The film has music and background composed by Yuvan Shankar Raja. The first single "Awsum Kissa" released on 11 February 2025. The second single "Kadhavai Thirandhaye" released on 24 February 2025.

Track listing
| No. | Title | Lyrics | Singer(s) | Length |
|---|---|---|---|---|
| 1. | "Paint Ball" | MC Sanna | MC Sanna |  |
| 2. | "Amma Song" | Rio Raj | Yuvan Shankar Raja, Sai Vignesh |  |
| 3. | "Kadhavai Thirandhaye" | Madhan Karky | Yuvan Shankar Raja, Sinduri Vishal |  |
| 4. | "Awsum Kissa" | Kelithee, Gana Francis | Yuvan Shankar Raja, OfRo |  |
| 5. | "Oruthi" | Vignesh Ramakrishna | Yuvan Shankar Raja, Adithya RK |  |
| 6. | "Kadhal Adhu Poi" | Arivu | Yuvan Shankar Raja |  |
| 7. | "Torture Pro Max" | Arivu | Yuvan Shankar Raja, Arivu, Tanvi Shah |  |
| 8. | "I'll Be There For You" | Na.
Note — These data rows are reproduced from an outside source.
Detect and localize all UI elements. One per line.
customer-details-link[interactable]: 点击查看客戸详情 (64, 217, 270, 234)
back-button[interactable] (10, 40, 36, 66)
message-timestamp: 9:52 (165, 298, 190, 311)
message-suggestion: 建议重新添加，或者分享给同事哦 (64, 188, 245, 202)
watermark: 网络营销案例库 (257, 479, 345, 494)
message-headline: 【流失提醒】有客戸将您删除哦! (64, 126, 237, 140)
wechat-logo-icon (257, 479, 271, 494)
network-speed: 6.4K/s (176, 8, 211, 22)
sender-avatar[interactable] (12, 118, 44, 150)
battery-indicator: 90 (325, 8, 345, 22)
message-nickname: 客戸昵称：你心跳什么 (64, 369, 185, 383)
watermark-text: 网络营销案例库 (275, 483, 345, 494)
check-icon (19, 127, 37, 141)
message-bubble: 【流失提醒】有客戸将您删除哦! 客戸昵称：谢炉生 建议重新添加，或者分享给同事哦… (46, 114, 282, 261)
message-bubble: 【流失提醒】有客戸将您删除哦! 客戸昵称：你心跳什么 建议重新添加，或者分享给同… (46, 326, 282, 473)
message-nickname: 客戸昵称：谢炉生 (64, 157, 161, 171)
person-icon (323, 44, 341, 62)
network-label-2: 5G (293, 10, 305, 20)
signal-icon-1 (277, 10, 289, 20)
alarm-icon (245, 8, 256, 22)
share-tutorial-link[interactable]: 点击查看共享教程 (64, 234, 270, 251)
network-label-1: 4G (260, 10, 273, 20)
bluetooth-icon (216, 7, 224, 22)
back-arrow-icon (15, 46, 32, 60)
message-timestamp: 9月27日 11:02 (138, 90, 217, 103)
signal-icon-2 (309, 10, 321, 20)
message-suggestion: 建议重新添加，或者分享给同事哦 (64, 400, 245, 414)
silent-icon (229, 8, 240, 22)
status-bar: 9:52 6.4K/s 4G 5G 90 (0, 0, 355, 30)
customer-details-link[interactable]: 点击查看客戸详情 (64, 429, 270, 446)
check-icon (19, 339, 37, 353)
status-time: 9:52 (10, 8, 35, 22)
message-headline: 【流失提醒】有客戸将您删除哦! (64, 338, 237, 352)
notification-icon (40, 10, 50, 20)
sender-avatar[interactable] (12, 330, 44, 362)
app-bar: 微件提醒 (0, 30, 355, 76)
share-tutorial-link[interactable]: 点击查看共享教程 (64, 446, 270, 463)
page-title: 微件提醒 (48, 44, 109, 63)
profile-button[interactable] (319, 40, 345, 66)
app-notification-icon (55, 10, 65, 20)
Muthukumar | Yuvan Shankar Raja |  |

== Release ==

=== Theatrical ===
Sweetheart! released in theatres on 14 March 2025. The film received a 'U/A' certificate from the Central Board of Film Certification.

=== Home media ===
Sweetheart! began streaming on JioHotstar from 11 April 2025.

== Reception ==
=== Critical response ===
Sweetheart! received mixed reviews from critics, who praised the lead cast's performance.

Abhinav Subramanian of The Times of India gave 2/5 stars and wrote "Director Swineeth S. Kumar seems allergic to narrative economy, transforming what should be straightforward plot points into marathon sequences. [...] Sweetheart promises more than it delivers, like a beautifully wrapped gift box containing socks. A rom-com that forgot the com and misplaced the rom." Anusha Sundar of OTTPlay gave 2/5 stars and wrote "There is a visible attempt in Sweetheart to make it a film that works for today’s times and romance. It does want to be that progressive film about complicated romances where the lovers themselves form their obstacles. But when it comes down to the last-minute silliness as a solution to the chaos it created, Sweetheart becomes sour." Sreejith Mullappilly of Cinema Express gave 2/5 stars and wrote "Sweetheart! tries to make up for its flaws with a screenplay structure that reveals information intermittently—almost like a nonlinear structure. The narrative tries to make the film look smart and profound, but the deeper you look at it, the more hollow it appears."